Но всё же у Е. искателей было много, и в числе их, особенно общий наш приятель А[лексее]в. Но этот поклонник довольствовался одним только созерцанием красоты, и вполне был счастлив повременным взглядом очей её, или мимолётным приветом радушного слова.
В домашнем быту муж Е. постоянно раскладывал пасьянс и толковал о монетах; она делала что-нибудь, т.-е. шила, или вязала, а наш приятель, с своей чинною скромностью, усевшись в привычном уголку, занимался меледою[101].
Среди этого домашнего триумвирата нередко являлись Пушкин и я. Для нас, как для посторонних зрителей, подобное соединение составляло живую повесть или картину фламандской школы. Я в те дни, как мне кажется, ещё и не имел понятия о волокитстве; а Е., при блеске красоты своей, положительно не имела понятия о блестящем уме Пушкина. Ограниченная, как многие, в развитии умственных сил, она видела в Пушкине ничего более, как стихотворца, и как знать, быть может, подобного молдавскому переводчику Федры[102], или одному из многих, которые только что пишут стишки.

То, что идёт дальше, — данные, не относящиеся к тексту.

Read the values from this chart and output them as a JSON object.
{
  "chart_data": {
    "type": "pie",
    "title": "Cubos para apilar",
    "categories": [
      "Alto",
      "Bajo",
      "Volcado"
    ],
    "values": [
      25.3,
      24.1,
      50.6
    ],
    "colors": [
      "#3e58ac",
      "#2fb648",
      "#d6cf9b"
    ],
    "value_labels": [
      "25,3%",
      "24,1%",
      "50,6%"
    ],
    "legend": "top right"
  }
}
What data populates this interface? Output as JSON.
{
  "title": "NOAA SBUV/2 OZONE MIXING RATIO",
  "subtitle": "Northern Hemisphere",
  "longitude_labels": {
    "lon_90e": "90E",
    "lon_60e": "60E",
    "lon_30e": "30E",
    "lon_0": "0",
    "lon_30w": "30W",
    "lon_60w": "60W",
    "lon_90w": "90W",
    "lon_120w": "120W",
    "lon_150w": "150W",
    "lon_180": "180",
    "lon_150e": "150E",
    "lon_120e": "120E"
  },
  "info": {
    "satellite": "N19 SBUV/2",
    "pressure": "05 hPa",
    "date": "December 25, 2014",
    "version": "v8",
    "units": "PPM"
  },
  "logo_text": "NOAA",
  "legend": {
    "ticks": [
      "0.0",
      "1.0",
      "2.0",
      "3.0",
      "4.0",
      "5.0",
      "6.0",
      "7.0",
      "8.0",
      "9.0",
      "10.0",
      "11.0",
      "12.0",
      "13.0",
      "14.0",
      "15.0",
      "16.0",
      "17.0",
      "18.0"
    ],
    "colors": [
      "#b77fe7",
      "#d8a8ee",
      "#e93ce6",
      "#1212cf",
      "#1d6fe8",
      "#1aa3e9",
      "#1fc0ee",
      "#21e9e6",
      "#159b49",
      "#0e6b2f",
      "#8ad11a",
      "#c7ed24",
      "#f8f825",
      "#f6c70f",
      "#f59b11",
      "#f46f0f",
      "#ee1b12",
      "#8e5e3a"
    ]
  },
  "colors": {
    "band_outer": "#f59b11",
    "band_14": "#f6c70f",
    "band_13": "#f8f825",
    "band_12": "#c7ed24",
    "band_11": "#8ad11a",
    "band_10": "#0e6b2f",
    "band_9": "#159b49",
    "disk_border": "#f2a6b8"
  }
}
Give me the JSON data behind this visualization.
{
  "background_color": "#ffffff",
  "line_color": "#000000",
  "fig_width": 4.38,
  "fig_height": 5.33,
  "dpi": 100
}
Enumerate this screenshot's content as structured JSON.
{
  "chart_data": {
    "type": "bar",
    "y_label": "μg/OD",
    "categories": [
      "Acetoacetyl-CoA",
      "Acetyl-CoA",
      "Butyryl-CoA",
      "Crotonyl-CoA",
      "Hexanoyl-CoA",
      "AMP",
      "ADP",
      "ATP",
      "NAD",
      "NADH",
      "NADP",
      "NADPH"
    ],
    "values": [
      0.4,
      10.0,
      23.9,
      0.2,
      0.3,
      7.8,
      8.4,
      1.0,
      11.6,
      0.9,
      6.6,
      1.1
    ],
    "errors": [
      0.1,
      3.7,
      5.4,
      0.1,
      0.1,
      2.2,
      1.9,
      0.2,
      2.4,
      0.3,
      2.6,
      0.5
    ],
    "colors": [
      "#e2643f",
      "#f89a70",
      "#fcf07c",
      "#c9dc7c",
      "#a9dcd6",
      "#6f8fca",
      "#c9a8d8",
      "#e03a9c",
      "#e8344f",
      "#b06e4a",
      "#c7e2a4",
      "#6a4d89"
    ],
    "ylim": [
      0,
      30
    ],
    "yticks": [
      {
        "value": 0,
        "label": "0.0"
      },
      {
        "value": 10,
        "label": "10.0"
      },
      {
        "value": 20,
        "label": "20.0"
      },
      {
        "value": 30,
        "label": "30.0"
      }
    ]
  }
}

Под влиянием подобного разумения та же Е., как другие, однажды обратилась к Пушкину с просьбою.
— Ах, m-r Пушкин, — сказала она, — я хочу просить вас.
— Что прикажете? — отвечал Пушкин, с обычным ему вниманием.
— Напишите мне что-нибудь, — с улыбкой произнесла Е.
— Хорошо, хорошо, пожалуй, извольте, — отвечал Пушкин, смеясь.
Когда мы выходили от Е., то я спросил его:
— Что ж ты ей напишешь? Мадригал? да?